Research Methods and Experiments
This article systematically reviews the mechanisms of colistin resistance, including lipopolysaccharide modification, the spread of the MCR gene family, and its epidemiological characteristics across different countries and regions. It also evaluates the limitations of current resistance detection methods and explores the potential applications of genomics, proteomics, and rapid detection technologies in resistance research. By compiling resistance data from multiple countries, the study analyzes the geographical distribution of colistin resistance and its association with antimicrobial usage.

Key Conclusions and Perspectives

• The MCR-1 to MCR-10 gene family has spread globally, with particularly high resistance rates observed in China, India, parts of South America, and Africa.
• Modification of lipopolysaccharide structures (e.g., addition of L-Ara4N and pEtN), mediated by chromosome-encoded PmrAB and PhoPQ systems or plasmid-borne MCR genes, represents the primary mechanism of colistin resistance.
• Colistin resistance leads to clinical treatment failure, prolonged hospital stays, and increased mortality, particularly in infections caused by K. pneumoniae and A. baumannii.
• Current resistance detection methods (e.g., MIC testing, PCR, WGS) face challenges such as high cost, low sensitivity, and complex operation in resource-limited areas.
• Whole-genome sequencing (WGS) and bioinformatics analysis play a significant role in uncovering resistance gene variations and novel resistance mechanisms, but are not yet widely implemented in routine clinical diagnostics.
• Combination therapies involving colistin (e.g., with carbapenems, rifampin, or tigecycline) have shown improved clinical cure rates and microbial clearance in some studies, though further clinical validation is required.
• New therapeutic approaches based on CRISPR gene editing, phage therapy, and nanotechnology are being explored to enhance the clinical efficacy of colistin and reduce resistance transmission.

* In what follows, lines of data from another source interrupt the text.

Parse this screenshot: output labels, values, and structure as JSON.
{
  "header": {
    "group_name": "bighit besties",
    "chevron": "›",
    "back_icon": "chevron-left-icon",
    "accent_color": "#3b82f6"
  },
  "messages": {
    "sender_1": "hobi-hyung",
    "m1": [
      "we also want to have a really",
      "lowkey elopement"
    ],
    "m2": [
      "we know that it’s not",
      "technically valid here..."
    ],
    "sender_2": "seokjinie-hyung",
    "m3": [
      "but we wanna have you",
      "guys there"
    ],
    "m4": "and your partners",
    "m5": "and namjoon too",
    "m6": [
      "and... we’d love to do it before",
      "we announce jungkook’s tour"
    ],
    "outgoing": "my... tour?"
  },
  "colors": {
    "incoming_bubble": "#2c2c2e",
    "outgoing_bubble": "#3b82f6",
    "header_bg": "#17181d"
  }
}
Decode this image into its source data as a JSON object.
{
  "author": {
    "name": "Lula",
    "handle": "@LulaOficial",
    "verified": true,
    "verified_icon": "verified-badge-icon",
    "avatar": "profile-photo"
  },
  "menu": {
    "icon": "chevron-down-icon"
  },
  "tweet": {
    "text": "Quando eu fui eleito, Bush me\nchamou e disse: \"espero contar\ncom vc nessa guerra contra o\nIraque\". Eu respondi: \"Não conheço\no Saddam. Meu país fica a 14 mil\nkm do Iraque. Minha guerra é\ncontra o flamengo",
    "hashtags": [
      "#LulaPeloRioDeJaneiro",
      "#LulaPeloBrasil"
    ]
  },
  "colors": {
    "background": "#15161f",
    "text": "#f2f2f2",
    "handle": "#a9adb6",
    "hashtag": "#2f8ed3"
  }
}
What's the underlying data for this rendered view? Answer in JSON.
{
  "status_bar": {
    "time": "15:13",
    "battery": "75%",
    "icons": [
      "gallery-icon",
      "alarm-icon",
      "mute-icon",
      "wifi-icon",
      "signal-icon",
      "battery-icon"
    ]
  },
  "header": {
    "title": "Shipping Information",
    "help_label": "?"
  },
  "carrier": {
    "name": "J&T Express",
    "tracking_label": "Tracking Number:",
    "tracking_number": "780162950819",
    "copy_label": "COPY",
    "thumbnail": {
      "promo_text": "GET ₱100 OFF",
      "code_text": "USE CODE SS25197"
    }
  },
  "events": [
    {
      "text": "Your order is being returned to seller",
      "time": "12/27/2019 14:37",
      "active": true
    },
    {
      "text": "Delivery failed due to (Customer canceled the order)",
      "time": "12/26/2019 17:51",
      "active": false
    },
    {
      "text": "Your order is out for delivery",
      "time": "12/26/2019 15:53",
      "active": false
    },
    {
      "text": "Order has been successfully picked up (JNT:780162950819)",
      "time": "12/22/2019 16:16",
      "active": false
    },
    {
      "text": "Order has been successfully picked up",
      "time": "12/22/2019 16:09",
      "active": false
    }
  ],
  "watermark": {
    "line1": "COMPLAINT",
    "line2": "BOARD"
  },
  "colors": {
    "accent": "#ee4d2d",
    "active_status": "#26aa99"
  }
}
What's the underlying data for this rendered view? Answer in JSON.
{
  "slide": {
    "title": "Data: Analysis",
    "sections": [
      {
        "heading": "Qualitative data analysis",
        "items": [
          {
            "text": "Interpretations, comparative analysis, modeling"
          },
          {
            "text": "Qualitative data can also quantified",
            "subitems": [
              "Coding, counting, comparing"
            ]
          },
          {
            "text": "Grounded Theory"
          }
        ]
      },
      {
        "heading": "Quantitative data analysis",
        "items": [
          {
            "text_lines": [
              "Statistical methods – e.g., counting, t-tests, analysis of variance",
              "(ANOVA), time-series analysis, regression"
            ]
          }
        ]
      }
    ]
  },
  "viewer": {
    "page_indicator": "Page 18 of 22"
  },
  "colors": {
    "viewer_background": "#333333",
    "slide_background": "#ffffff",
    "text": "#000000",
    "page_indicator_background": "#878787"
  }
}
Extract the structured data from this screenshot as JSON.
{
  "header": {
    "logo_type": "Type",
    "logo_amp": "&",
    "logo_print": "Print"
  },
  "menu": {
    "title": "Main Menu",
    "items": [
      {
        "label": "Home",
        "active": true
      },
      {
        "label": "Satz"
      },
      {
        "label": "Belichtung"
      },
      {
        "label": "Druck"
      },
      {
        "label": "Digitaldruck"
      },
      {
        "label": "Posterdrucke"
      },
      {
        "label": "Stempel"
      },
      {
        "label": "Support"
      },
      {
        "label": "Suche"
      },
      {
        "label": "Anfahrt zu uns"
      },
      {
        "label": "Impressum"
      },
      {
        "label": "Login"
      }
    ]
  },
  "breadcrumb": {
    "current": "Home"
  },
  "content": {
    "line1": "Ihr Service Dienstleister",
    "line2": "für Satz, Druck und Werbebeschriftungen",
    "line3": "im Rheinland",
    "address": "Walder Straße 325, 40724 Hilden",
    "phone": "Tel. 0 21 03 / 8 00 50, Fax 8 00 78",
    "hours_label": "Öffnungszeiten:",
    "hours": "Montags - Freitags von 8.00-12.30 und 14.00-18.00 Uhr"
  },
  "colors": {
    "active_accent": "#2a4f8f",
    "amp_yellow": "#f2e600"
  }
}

Research Significance and Prospects
This review highlights the urgency of colistin resistance on a global scale and emphasizes the need to strengthen resistance monitoring, optimize antimicrobial stewardship, develop novel rapid diagnostic tools, and explore alternative therapies. Future research should focus on molecular dissection of resistance mechanisms, development of rapid resistance detection methods, and strategies for reversing resistance using synthetic biology and gene editing technologies. Implementation of the global One Health strategy will help integrate human, animal, and environmental resistance data, providing systematic solutions for colistin resistance prevention and control.

 

 

Conclusion
The rapid spread of colistin resistance has become a significant threat to global public health, particularly in the treatment of multidrug-resistant bacterial infections. This article systematically analyzes resistance mechanisms, clinical impacts, and global resistance distribution, highlighting that horizontal transmission of the MCR gene family and chromosomal mutations lead to treatment failure and increased mortality. Future research should integrate genomics, synthetic biology, and CRISPR platforms to develop more efficient diagnostic and therapeutic strategies. Additionally, improvements in global antimicrobial stewardship policies, resistance monitoring systems, and collaboration among clinical, research, and industrial sectors will be crucial for delaying resistance spread and preserving the clinical efficacy of colistin.

 

Shreya Singh, Rajesh Kumar Sahoo, and Mahesh Chandra Sahu. Understanding Recent Developments in Colistin Resistance: Mechanisms, Clinical Implications, and Future Perspectives. Antibiotics.